I didn’t do anything different. I just repeated the steps for the fashion fabric with the lining fabric and whip-stitched the lining in place at the waistline and the cuffs. A little extra work, but so worth it!
Unexpected bonus: the sleeve lining helps give body/structure to the sleeve cap!
For this project I used Kaufman Lush Black Velveteen which is a medium weight 100% Cotton. I found it very easy to work with, and while you’re not supposed to iron on velvet directly, it handled pressing very well!
The lining is far from luxurious. I purchased 4 yards of this lightweight polyester black/taupe pinstripe at an Odd Job in Cape Cod, when I was still relatively new to sewing and didn’t know much about fabrics. It resembled dupioni silk and for $6 … I thought, “What a bargain!”
It’s been sitting in my stash for a few years now, reluctant to use it because … synthetics. But when this pattern came into my life, I finally knew what to do with it!

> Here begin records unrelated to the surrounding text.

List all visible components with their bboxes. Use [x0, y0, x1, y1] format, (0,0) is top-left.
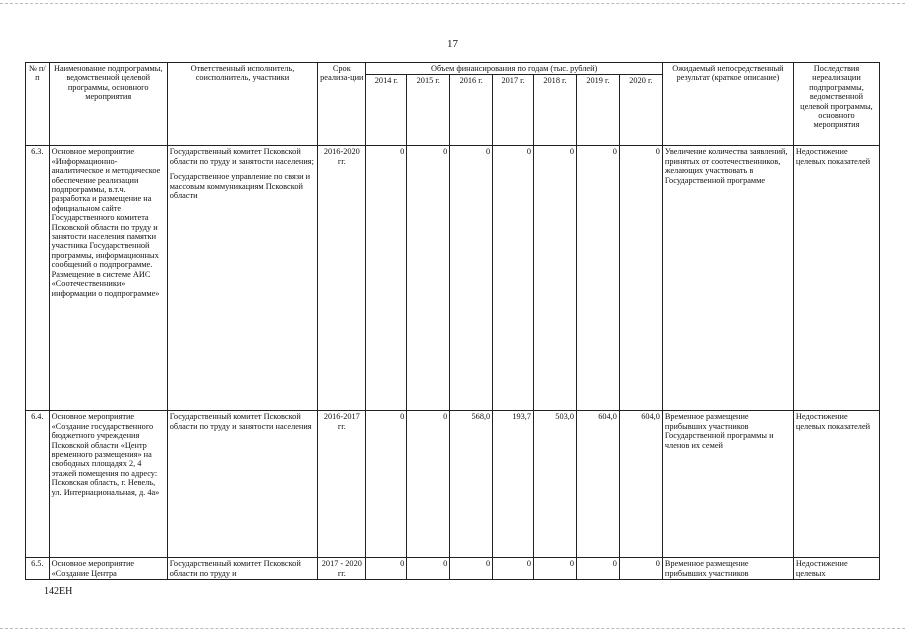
row-result: Увеличение количества заявлений, принятых от соотечественников, желающих участвовать в Государственной программе: [662, 146, 793, 411]
value-cell: 0: [407, 146, 450, 411]
table-row: [26, 558, 880, 580]
executor-text: Государственный комитет Псковской области по труду и занятости населения;: [169, 147, 314, 166]
header-result: Ожидаемый непосредственный результат (краткое описание): [662, 63, 793, 146]
value-cell: 604,0: [619, 411, 662, 558]
executor-text: Государственное управление по связи и массовым коммуникациям Псковской области: [169, 172, 311, 201]
scan-edge-top: [0, 3, 905, 4]
header-executor: Ответственный исполнитель, соисполнитель, участники: [167, 63, 317, 146]
header-consequences: Последствия нереализации подпрограммы, ведомственной целевой программы, основного мероприятия: [793, 63, 879, 146]
header-year: 2017 г.: [493, 75, 534, 146]
value-cell: 0: [450, 558, 493, 580]
header-year: 2018 г.: [534, 75, 577, 146]
value-cell: 0: [534, 146, 577, 411]
header-year: 2015 г.: [407, 75, 450, 146]
value-cell: 193,7: [493, 411, 534, 558]
value-cell: 0: [366, 411, 407, 558]
value-cell: 0: [534, 558, 577, 580]
value-cell: 0: [450, 146, 493, 411]
row-num: 6.5.: [26, 558, 50, 580]
value-cell: 604,0: [576, 411, 619, 558]
table-row: [26, 146, 880, 411]
row-executors: [167, 411, 317, 558]
row-term: 2016-2020 гг.: [318, 146, 366, 411]
header-name: Наименование подпрограммы, ведомственной целевой программы, основного мероприятия: [49, 63, 167, 146]
footer-code: 142ЕН: [44, 586, 73, 597]
row-executors: [167, 146, 317, 411]
value-cell: 0: [576, 558, 619, 580]
row-consequences: Недостижение целевых показателей: [793, 411, 879, 558]
row-name: Основное мероприятие «Создание Центра: [49, 558, 167, 580]
executor-text: Государственный комитет Псковской области по труду и занятости населения: [169, 412, 312, 431]
header-year: 2020 г.: [619, 75, 662, 146]
financing-table: [25, 62, 880, 580]
value-cell: 0: [619, 558, 662, 580]
value-cell: 0: [493, 146, 534, 411]
header-year: 2014 г.: [366, 75, 407, 146]
header-row-top: [26, 63, 880, 75]
value-cell: 0: [493, 558, 534, 580]
table-row: [26, 411, 880, 558]
row-name: Основное мероприятие «Создание государственного бюджетного учреждения Псковской области «Центр временного размещения» на свободных площадях 2, 4 этажей помещения по адресу: Псковская область, г. Невель, ул. Интернациональная, д. 4а»: [49, 411, 167, 558]
row-executors: [167, 558, 317, 580]
scan-edge-bottom: [0, 628, 905, 629]
value-cell: 0: [576, 146, 619, 411]
row-num: 6.4.: [26, 411, 50, 558]
header-num: № п/п: [26, 63, 50, 146]
value-cell: 0: [366, 558, 407, 580]
value-cell: 0: [407, 411, 450, 558]
row-term: 2017 - 2020 гг.: [318, 558, 366, 580]
value-cell: 0: [619, 146, 662, 411]
header-term: Срок реализа-ции: [318, 63, 366, 146]
value-cell: 503,0: [534, 411, 577, 558]
row-consequences: Недостижение целевых показателей: [793, 146, 879, 411]
row-consequences: Недостижение целевых: [793, 558, 879, 580]
row-result: Временное размещение прибывших участников Государственной программы и членов их семей: [662, 411, 793, 558]
page-number: 17: [447, 38, 458, 50]
header-year: 2019 г.: [576, 75, 619, 146]
row-name: Основное мероприятие «Информационно-аналитическое и методическое обеспечение реализации подпрограммы, в.т.ч. разработка и размещение на официальном сайте Государственного комитета Псковской области по труду и занятости населения памятки участника Государственной программы, информационных сообщений о подпрограмме. Размещение в системе АИС «Соотечественники» информации о подпрограмме»: [49, 146, 167, 411]
value-cell: 0: [407, 558, 450, 580]
row-term: 2016-2017 гг.: [318, 411, 366, 558]
value-cell: 568,0: [450, 411, 493, 558]
value-cell: 0: [366, 146, 407, 411]
header-year: 2016 г.: [450, 75, 493, 146]
row-num: 6.3.: [26, 146, 50, 411]
executor-text: Государственный комитет Псковской области по труду и: [169, 559, 301, 578]
header-funding: Объем финансирования по годам (тыс. рублей): [366, 63, 662, 75]
row-result: Временное размещение прибывших участников: [662, 558, 793, 580]
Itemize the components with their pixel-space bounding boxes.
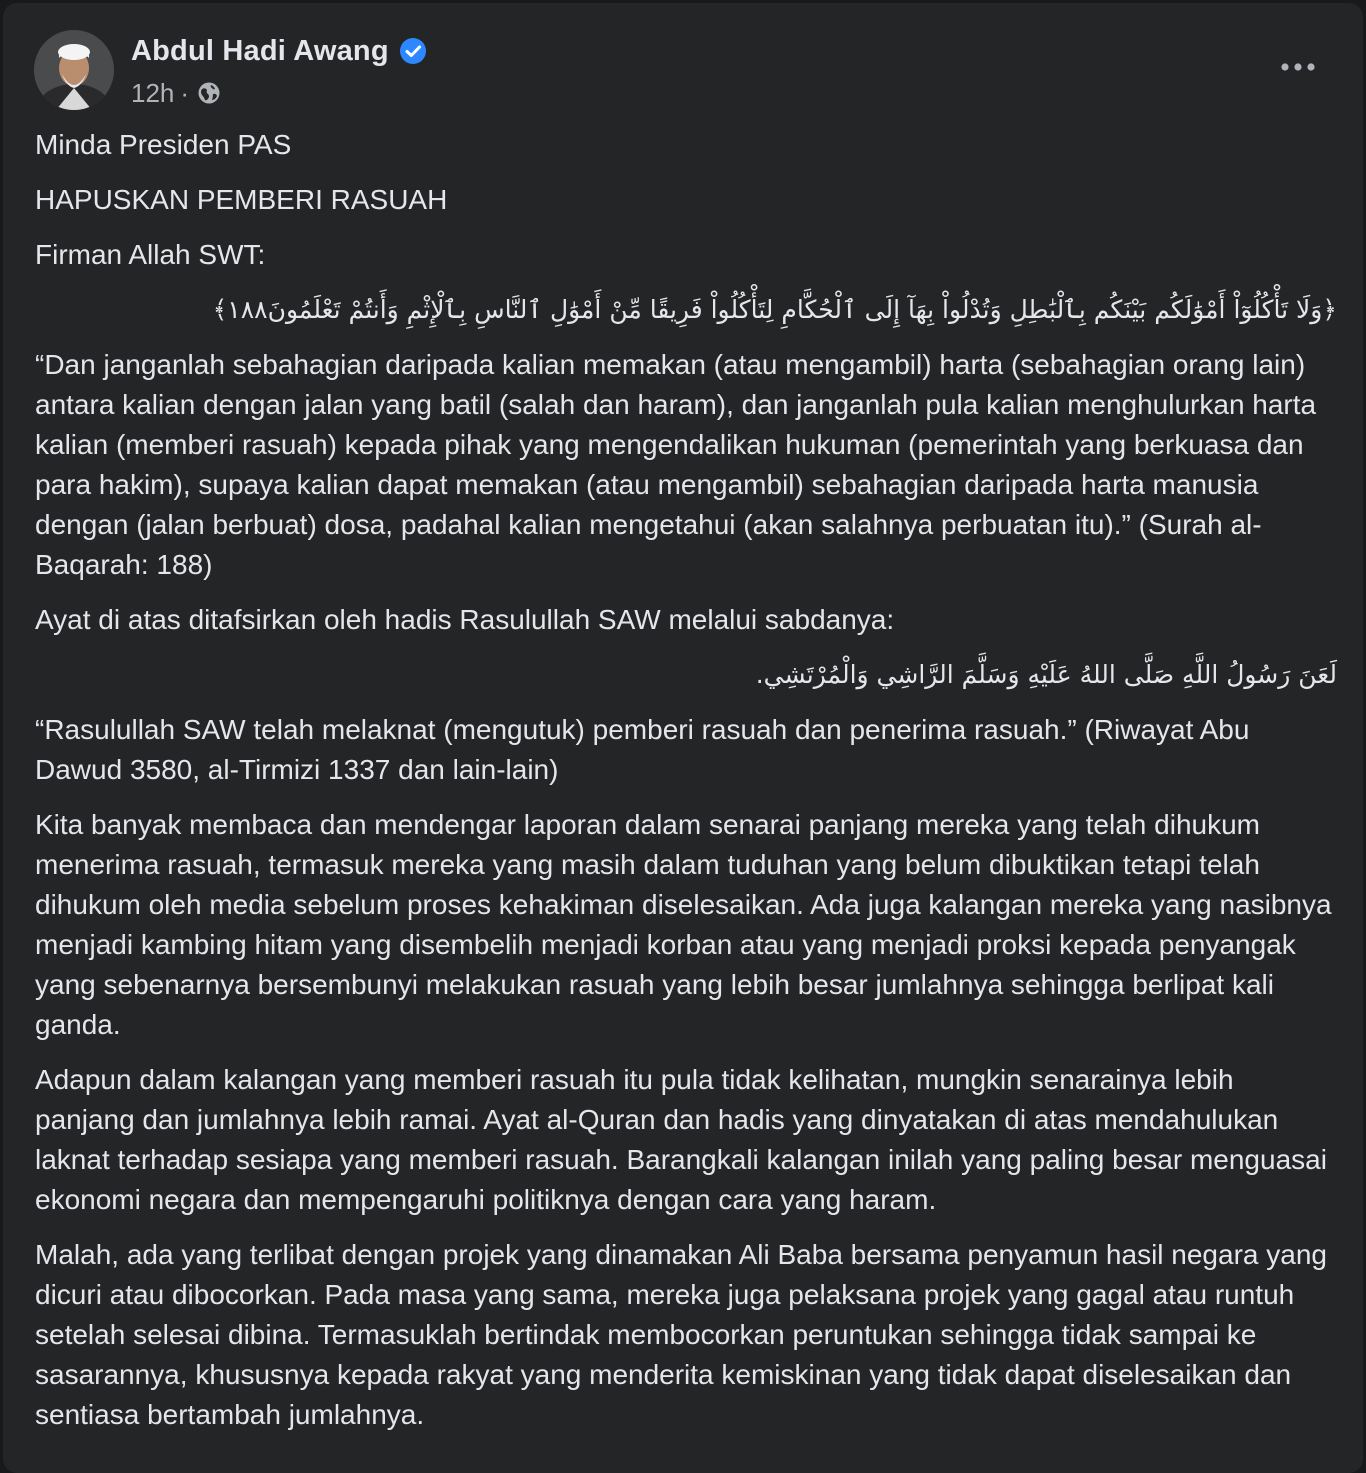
verified-badge-icon (399, 37, 427, 65)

This pattern came together so fast and so simple, it seemed too good to be true! Again, save for the sleeve alteration, this was super quick and easy pattern to whip-up. From start to finish, I’d say a seasoned sewist could make one up in about 5 hours — the sleeve gathers and hand stitching being the most time-consuming.
One neat feature about this pattern should also mention is that Truly Victorian offers an add-on pack of sleeve that are compatible. Brilliant!
I’m completely smitten with my new jacket and it’s going to get plenty of wear this spring! Needless to say, I’ll definitely be making another … maybe even try my hand at a bit of tailoring!